Le percezioni e la fiducia dei consumatori in merito all’efficacia della regolamentazione sulla qualità dei prodotti in un paese è generalmente importante per lo sviluppo dei mercati interni e esteri. Tali percezione e fiducia diventano cruciali quando i consumatori non possono realmente valutare alcuni o tutti gli attributi di un prodotto, soprattutto quelli di processo: potrebbe essere proibitivo accertare se un prodotto è realmente ecologico, biologico o completamente salubre. Perciò le aspettative sulla qualità e la domanda dei consumatori dipendono dal loro grado di fiducia nella regolamentazione e nei meccanismi di law enforcement .
La classificazione dei beni in base alla possibilità di valutarne la vera qualità prima del consumo (search goods), o solo sulla base dell’esperienza (experience goods), o neppure dopo il consumo (credence o trust goods) è originariamente dovuta a Darbi e Karni (1973). Da allora si è sviluppata un’ampia letteratura sul funzionamento dei mercati di beni e servizi del tipo “fiducia” (es. Emons,1997). L’esistenza di tali mercati è fortemente dipendente dalle garanzie sulla qualità da parte di soggetti terzi che definiscono e implementano gli standard.

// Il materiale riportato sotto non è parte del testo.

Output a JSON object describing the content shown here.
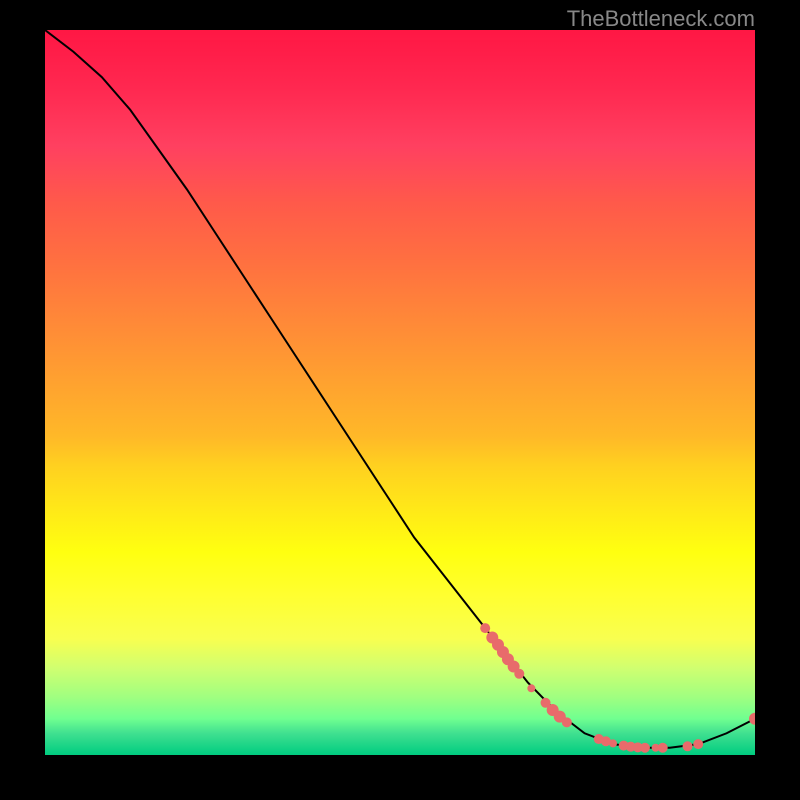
{
  "watermark": "TheBottleneck.com",
  "chart_data": {
    "type": "line",
    "title": "",
    "xlabel": "",
    "ylabel": "",
    "xlim": [
      0,
      100
    ],
    "ylim": [
      0,
      100
    ],
    "grid": false,
    "curve": [
      {
        "x": 0,
        "y": 100
      },
      {
        "x": 4,
        "y": 97
      },
      {
        "x": 8,
        "y": 93.5
      },
      {
        "x": 12,
        "y": 89
      },
      {
        "x": 16,
        "y": 83.5
      },
      {
        "x": 20,
        "y": 78
      },
      {
        "x": 24,
        "y": 72
      },
      {
        "x": 28,
        "y": 66
      },
      {
        "x": 32,
        "y": 60
      },
      {
        "x": 36,
        "y": 54
      },
      {
        "x": 40,
        "y": 48
      },
      {
        "x": 44,
        "y": 42
      },
      {
        "x": 48,
        "y": 36
      },
      {
        "x": 52,
        "y": 30
      },
      {
        "x": 56,
        "y": 25
      },
      {
        "x": 60,
        "y": 20
      },
      {
        "x": 64,
        "y": 15
      },
      {
        "x": 68,
        "y": 10
      },
      {
        "x": 72,
        "y": 6
      },
      {
        "x": 76,
        "y": 3
      },
      {
        "x": 80,
        "y": 1.5
      },
      {
        "x": 84,
        "y": 1
      },
      {
        "x": 88,
        "y": 1
      },
      {
        "x": 92,
        "y": 1.5
      },
      {
        "x": 96,
        "y": 3
      },
      {
        "x": 100,
        "y": 5
      }
    ],
    "markers": [
      {
        "x": 62,
        "y": 17.5
      },
      {
        "x": 63,
        "y": 16.2
      },
      {
        "x": 63.8,
        "y": 15.2
      },
      {
        "x": 64.5,
        "y": 14.2
      },
      {
        "x": 65.2,
        "y": 13.2
      },
      {
        "x": 66,
        "y": 12.2
      },
      {
        "x": 66.8,
        "y": 11.2
      },
      {
        "x": 68.5,
        "y": 9.2
      },
      {
        "x": 70.5,
        "y": 7.2
      },
      {
        "x": 71.5,
        "y": 6.2
      },
      {
        "x": 72.5,
        "y": 5.3
      },
      {
        "x": 73.5,
        "y": 4.5
      },
      {
        "x": 78,
        "y": 2.2
      },
      {
        "x": 79,
        "y": 1.9
      },
      {
        "x": 80,
        "y": 1.6
      },
      {
        "x": 81.5,
        "y": 1.3
      },
      {
        "x": 82.5,
        "y": 1.15
      },
      {
        "x": 83.5,
        "y": 1.05
      },
      {
        "x": 84.5,
        "y": 1.0
      },
      {
        "x": 86,
        "y": 1.0
      },
      {
        "x": 87,
        "y": 1.0
      },
      {
        "x": 90.5,
        "y": 1.2
      },
      {
        "x": 92,
        "y": 1.5
      },
      {
        "x": 100,
        "y": 5
      }
    ],
    "marker_sizes": {
      "62": 5,
      "63": 6,
      "63.8": 6,
      "64.5": 6,
      "65.2": 6,
      "66": 6,
      "66.8": 5,
      "68.5": 4,
      "70.5": 5,
      "71.5": 6,
      "72.5": 6,
      "73.5": 5,
      "78": 5,
      "79": 5,
      "80": 4,
      "81.5": 5,
      "82.5": 5,
      "83.5": 5,
      "84.5": 5,
      "86": 4,
      "87": 5,
      "90.5": 5,
      "92": 5,
      "100": 6
    },
    "colors": {
      "curve": "#000000",
      "marker": "#e86b6b",
      "gradient_top": "#ff1744",
      "gradient_mid": "#ffff10",
      "gradient_bottom": "#00cc80"
    }
  }
}
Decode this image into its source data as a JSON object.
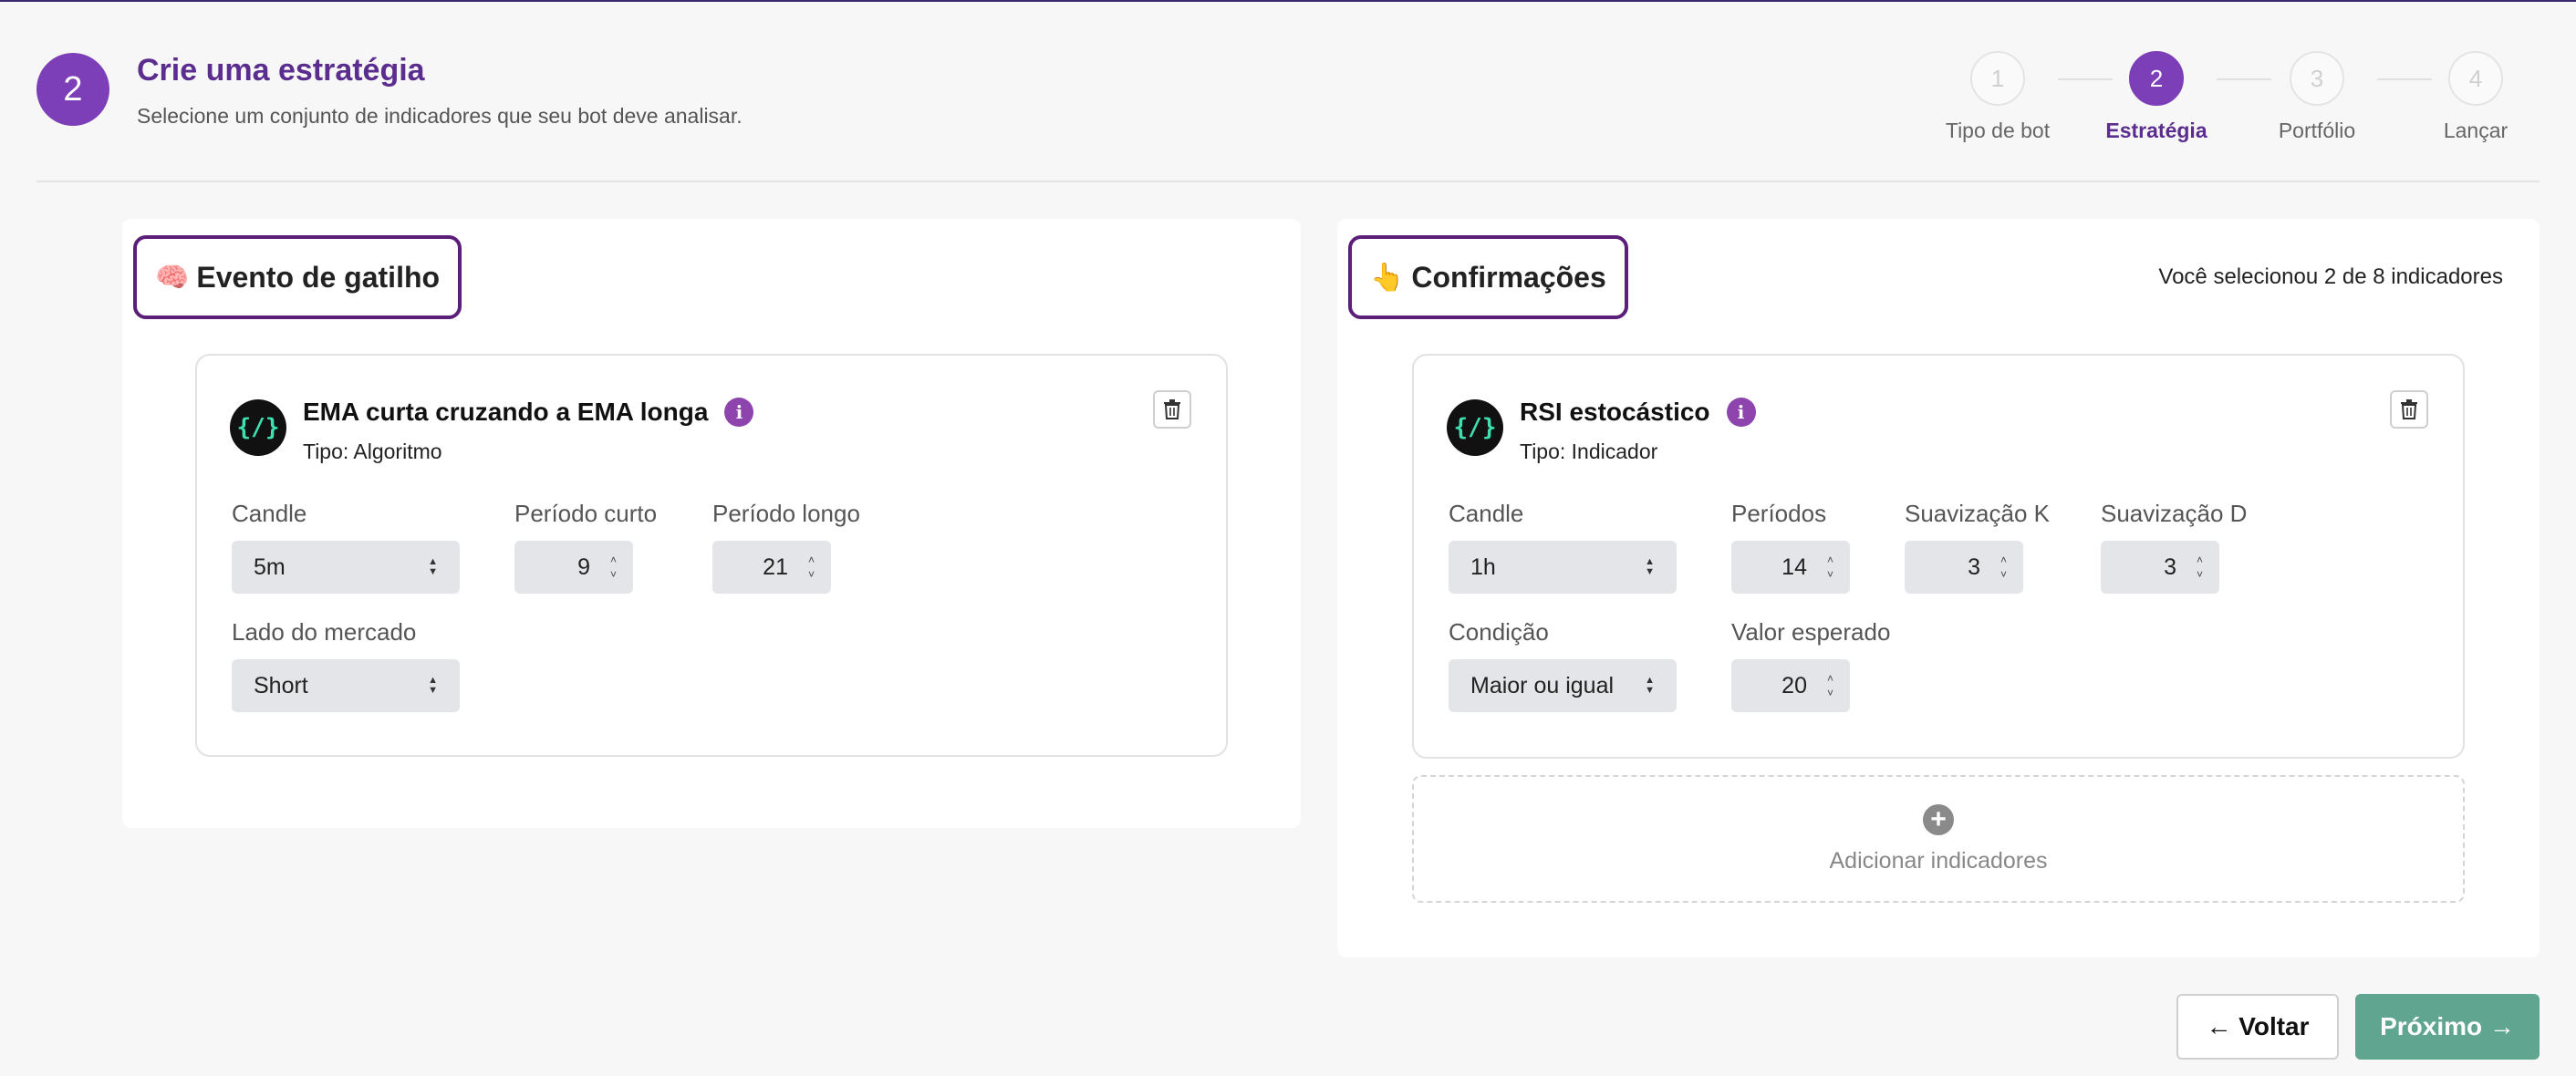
{
  "header": {
    "step_number": "2",
    "title": "Crie uma estratégia",
    "subtitle": "Selecione um conjunto de indicadores que seu bot deve analisar."
  },
  "stepper": {
    "steps": [
      {
        "number": "1",
        "label": "Tipo de bot",
        "active": false
      },
      {
        "number": "2",
        "label": "Estratégia",
        "active": true
      },
      {
        "number": "3",
        "label": "Portfólio",
        "active": false
      },
      {
        "number": "4",
        "label": "Lançar",
        "active": false
      }
    ]
  },
  "trigger": {
    "emoji": "🧠",
    "heading": "Evento de gatilho",
    "card": {
      "icon_text": "{/}",
      "title": "EMA curta cruzando a EMA longa",
      "type": "Tipo: Algoritmo",
      "candle_label": "Candle",
      "candle_value": "5m",
      "short_period_label": "Período curto",
      "short_period_value": "9",
      "long_period_label": "Período longo",
      "long_period_value": "21",
      "market_side_label": "Lado do mercado",
      "market_side_value": "Short"
    }
  },
  "confirmations": {
    "emoji": "👆",
    "heading": "Confirmações",
    "selected_info": "Você selecionou 2 de 8 indicadores",
    "card": {
      "icon_text": "{/}",
      "title": "RSI estocástico",
      "type": "Tipo: Indicador",
      "candle_label": "Candle",
      "candle_value": "1h",
      "periods_label": "Períodos",
      "periods_value": "14",
      "k_label": "Suavização K",
      "k_value": "3",
      "d_label": "Suavização D",
      "d_value": "3",
      "condition_label": "Condição",
      "condition_value": "Maior ou igual",
      "expected_label": "Valor esperado",
      "expected_value": "20"
    },
    "add_label": "Adicionar indicadores"
  },
  "footer": {
    "back_label": "← Voltar",
    "next_label": "Próximo →"
  },
  "colors": {
    "primary_purple": "#7d3fb8",
    "heading_border": "#5b1f7a",
    "next_button": "#5fa58f"
  },
  "icons": [
    "trash-icon",
    "info-icon",
    "plus-circle-icon",
    "code-icon"
  ]
}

Nel settore degli alimenti molti prodotti possono essere considerati “esperienza” o “fiducia” e di conseguenza in economia agraria esiste una significativa letteratura sul tema. La maggior parte dei contributi ha analizzato congiuntamente l’economia di questi beni e la loro “etichettatura” per lo più adottando l’ipotesi di certificazione perfettamente credibile1.
Le implicazioni dell’informazione sulla qualità per il commercio internazionale sono state meno indagate (con alcune importanti eccezioni tra cui Bureau et al., 1998); poco indagato in economia anche il tema delle preferenze dei consumatori per i paesi d’origine (Lusk et al., 2006) sul quale invece vi è un ampio dibattito nella letteratura di business e marketing.
Il modello descritto nel paragrafo successivo2ha tre caratteristiche: considera il mercato dei beni fiducia con monitoraggio imperfetto, come in Anania e Nisticò (2004) che si concentrano sulla credibilità della regolamentazione (beni che non rispettano gli standard di prodotto in questi mercati possono essere venduti come beni che invece li rispettano3; estende l’analisi al commercio internazionale; include un effetto “paese d’origine”.
Il tema degli standard ha importanti implicazioni di agribusiness e sviluppo. In primo luogo perché la tendenza degli standard a diventare strumento strategico di competizione nei mercati dei prodotti differenziati e la crescente importanza degli standard di processo è stata particolarmente pronunciata nel settore. In secondo luogo perché diversi filoni di letteratura hanno segnalato una relazione crescente fra grado di sviluppo e efficacia degli standard, soprattutto quelli pubblici.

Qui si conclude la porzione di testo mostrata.